[<prev] [next>] [<thread-prev] [thread-next>] [day] [month] [year] [list]
Message-ID: <828b8af7-8b4e-4820-bf78-41a8b7af16ce@mojatatu.com>
Date: Fri, 5 Jan 2024 08:51:04 -0300
From: Pedro Tammela <pctammela@...atatu.com>
To: Jiri Pirko <jiri@...nulli.us>, Jamal Hadi Salim <jhs@...atatu.com>
Cc: netdev@...r.kernel.org, kuba@...nel.org, pabeni@...hat.com,
davem@...emloft.net, edumazet@...gle.com, xiyou.wangcong@...il.com,
victor@...atatu.com, idosch@...sch.org, mleitner@...hat.com,
vladbu@...dia.com, paulb@...dia.com
Subject: Re: [patch net-next] net: sched: move block device tracking into
tcf_block_get/put_ext()
On 05/01/2024 08:24, Jiri Pirko wrote:
> Thu, Jan 04, 2024 at 07:22:48PM CET, jhs@...atatu.com wrote:
>> On Thu, Jan 4, 2024 at 1:03 PM Jiri Pirko <jiri@...nulli.us> wrote:
>>>
>>> Thu, Jan 04, 2024 at 05:10:58PM CET, jhs@...atatu.com wrote:
>>>> On Thu, Jan 4, 2024 at 7:58 AM Jiri Pirko <jiri@...nulli.us> wrote:
>>>>>
>>>>> From: Jiri Pirko <jiri@...dia.com>
>>>>>
>>>>> Inserting the device to block xarray in qdisc_create() is not suitable
>>>>> place to do this.
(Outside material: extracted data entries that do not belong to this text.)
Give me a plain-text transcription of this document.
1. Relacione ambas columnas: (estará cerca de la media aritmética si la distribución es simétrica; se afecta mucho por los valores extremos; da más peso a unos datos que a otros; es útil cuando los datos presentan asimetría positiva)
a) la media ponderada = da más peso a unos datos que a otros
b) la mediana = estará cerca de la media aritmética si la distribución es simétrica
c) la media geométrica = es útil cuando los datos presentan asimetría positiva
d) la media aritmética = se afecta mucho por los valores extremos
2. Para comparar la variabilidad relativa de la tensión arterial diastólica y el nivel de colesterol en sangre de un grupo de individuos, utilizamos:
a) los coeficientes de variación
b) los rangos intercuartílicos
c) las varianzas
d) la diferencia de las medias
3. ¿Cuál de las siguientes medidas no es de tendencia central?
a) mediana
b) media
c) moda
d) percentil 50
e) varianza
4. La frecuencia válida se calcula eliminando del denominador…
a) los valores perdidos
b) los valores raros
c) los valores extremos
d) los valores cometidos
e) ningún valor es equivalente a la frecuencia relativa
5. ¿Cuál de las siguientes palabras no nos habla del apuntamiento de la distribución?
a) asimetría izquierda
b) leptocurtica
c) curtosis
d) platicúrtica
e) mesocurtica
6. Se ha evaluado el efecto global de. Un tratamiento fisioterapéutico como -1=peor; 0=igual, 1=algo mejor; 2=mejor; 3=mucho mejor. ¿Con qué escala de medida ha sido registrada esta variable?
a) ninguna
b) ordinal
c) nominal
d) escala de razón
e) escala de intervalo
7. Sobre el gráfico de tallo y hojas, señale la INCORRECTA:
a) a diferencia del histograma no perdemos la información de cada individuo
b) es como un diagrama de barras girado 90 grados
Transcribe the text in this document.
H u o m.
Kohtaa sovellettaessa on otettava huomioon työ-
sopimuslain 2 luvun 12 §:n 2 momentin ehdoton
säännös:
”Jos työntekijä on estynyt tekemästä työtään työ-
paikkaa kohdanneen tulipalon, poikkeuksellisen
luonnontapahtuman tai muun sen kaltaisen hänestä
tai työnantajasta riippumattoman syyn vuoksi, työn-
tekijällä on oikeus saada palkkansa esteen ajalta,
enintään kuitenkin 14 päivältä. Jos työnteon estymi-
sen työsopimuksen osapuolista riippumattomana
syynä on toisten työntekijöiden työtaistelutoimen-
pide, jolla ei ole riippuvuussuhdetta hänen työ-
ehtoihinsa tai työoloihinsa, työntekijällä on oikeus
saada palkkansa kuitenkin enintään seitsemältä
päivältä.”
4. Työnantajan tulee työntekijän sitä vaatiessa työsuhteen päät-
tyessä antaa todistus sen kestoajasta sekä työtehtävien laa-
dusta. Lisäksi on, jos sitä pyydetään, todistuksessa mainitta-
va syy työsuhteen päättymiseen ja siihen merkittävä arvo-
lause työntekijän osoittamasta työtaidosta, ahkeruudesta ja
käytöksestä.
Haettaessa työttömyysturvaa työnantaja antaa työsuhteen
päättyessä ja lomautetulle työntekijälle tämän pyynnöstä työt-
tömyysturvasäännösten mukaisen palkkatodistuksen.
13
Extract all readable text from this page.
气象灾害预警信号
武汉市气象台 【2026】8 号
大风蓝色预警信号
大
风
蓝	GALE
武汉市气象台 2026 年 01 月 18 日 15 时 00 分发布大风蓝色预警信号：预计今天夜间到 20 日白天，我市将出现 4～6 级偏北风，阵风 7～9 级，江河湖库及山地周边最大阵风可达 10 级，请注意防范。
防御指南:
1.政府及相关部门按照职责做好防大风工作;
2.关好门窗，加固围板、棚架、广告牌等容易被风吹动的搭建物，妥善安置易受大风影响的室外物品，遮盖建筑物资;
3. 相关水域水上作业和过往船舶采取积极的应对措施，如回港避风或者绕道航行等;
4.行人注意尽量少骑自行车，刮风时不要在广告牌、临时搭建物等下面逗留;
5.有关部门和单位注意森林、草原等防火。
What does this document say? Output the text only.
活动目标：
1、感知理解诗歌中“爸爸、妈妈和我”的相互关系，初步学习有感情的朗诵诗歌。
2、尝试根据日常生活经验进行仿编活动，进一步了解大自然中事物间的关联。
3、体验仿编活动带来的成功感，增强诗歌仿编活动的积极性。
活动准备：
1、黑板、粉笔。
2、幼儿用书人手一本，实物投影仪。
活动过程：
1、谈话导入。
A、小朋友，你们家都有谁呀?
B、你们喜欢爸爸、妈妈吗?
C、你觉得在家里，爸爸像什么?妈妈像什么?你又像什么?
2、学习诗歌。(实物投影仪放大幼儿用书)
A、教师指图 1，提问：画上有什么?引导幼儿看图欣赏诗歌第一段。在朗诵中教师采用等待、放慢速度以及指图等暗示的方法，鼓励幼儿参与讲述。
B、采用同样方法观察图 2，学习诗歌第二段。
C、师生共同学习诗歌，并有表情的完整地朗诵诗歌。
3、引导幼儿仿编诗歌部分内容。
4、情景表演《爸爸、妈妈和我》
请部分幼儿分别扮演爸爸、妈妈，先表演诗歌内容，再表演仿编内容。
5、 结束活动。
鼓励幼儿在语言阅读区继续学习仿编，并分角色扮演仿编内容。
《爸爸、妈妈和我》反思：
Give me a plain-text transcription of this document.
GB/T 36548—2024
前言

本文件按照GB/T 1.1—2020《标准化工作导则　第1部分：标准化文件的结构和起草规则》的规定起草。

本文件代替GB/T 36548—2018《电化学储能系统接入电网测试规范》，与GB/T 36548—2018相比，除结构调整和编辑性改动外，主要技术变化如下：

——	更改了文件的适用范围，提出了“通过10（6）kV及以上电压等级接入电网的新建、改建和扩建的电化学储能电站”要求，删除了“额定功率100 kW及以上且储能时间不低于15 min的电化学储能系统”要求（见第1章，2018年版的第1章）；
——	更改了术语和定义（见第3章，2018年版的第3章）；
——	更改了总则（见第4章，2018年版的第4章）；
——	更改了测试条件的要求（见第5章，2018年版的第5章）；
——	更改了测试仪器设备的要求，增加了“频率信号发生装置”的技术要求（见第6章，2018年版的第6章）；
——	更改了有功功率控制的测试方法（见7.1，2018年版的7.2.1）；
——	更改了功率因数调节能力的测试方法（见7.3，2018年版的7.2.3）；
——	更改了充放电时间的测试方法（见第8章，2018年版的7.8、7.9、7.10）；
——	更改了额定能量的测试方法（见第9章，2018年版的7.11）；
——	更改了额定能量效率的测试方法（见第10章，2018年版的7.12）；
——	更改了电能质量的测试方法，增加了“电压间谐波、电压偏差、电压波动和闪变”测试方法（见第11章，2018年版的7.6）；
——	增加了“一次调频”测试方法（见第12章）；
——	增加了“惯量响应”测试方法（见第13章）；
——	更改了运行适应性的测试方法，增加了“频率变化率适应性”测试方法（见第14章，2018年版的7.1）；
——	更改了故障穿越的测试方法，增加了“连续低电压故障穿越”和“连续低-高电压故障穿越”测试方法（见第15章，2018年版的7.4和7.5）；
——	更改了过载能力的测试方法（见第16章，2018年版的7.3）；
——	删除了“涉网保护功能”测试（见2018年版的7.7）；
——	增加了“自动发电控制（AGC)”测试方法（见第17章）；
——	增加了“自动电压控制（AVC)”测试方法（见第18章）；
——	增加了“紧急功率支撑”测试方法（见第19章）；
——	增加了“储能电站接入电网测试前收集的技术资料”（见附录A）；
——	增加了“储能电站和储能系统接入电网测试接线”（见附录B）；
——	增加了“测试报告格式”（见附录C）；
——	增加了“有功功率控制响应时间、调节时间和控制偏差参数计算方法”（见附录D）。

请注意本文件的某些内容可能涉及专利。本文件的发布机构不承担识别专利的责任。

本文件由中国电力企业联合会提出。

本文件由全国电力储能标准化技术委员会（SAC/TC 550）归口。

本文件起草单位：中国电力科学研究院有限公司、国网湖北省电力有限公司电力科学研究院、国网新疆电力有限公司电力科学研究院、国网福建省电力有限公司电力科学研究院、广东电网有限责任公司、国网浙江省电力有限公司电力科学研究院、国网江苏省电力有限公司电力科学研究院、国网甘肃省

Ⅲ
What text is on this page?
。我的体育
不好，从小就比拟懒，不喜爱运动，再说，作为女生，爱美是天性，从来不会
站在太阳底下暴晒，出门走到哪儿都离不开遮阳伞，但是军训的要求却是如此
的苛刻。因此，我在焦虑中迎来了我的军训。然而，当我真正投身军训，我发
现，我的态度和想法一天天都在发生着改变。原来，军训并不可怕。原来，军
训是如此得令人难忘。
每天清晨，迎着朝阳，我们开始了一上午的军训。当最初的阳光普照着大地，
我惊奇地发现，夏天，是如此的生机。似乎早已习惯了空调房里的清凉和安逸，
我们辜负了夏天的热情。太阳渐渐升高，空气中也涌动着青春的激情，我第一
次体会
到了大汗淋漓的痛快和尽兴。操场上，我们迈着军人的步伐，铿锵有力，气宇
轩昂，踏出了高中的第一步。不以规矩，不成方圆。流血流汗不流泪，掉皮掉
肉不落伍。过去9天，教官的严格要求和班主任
As it requires use of tcf_block() callback, it causes
>>>>> multiple issues. It is called for all qdisc types, which is incorrect.
>>>>>
>>>>> So, instead, move it to more suitable place, which is tcf_block_get_ext()
>>>>> and make sure it is only done for qdiscs that use block infrastructure
>>>>> and also only for blocks which are shared.
>>>>>
>>>>> Symmetrically, alter the cleanup path, move the xarray entry removal
>>>>> into tcf_block_put_ext().
>>>>>
>>>>> Fixes: 913b47d3424e ("net/sched: Introduce tc block netdev tracking infra")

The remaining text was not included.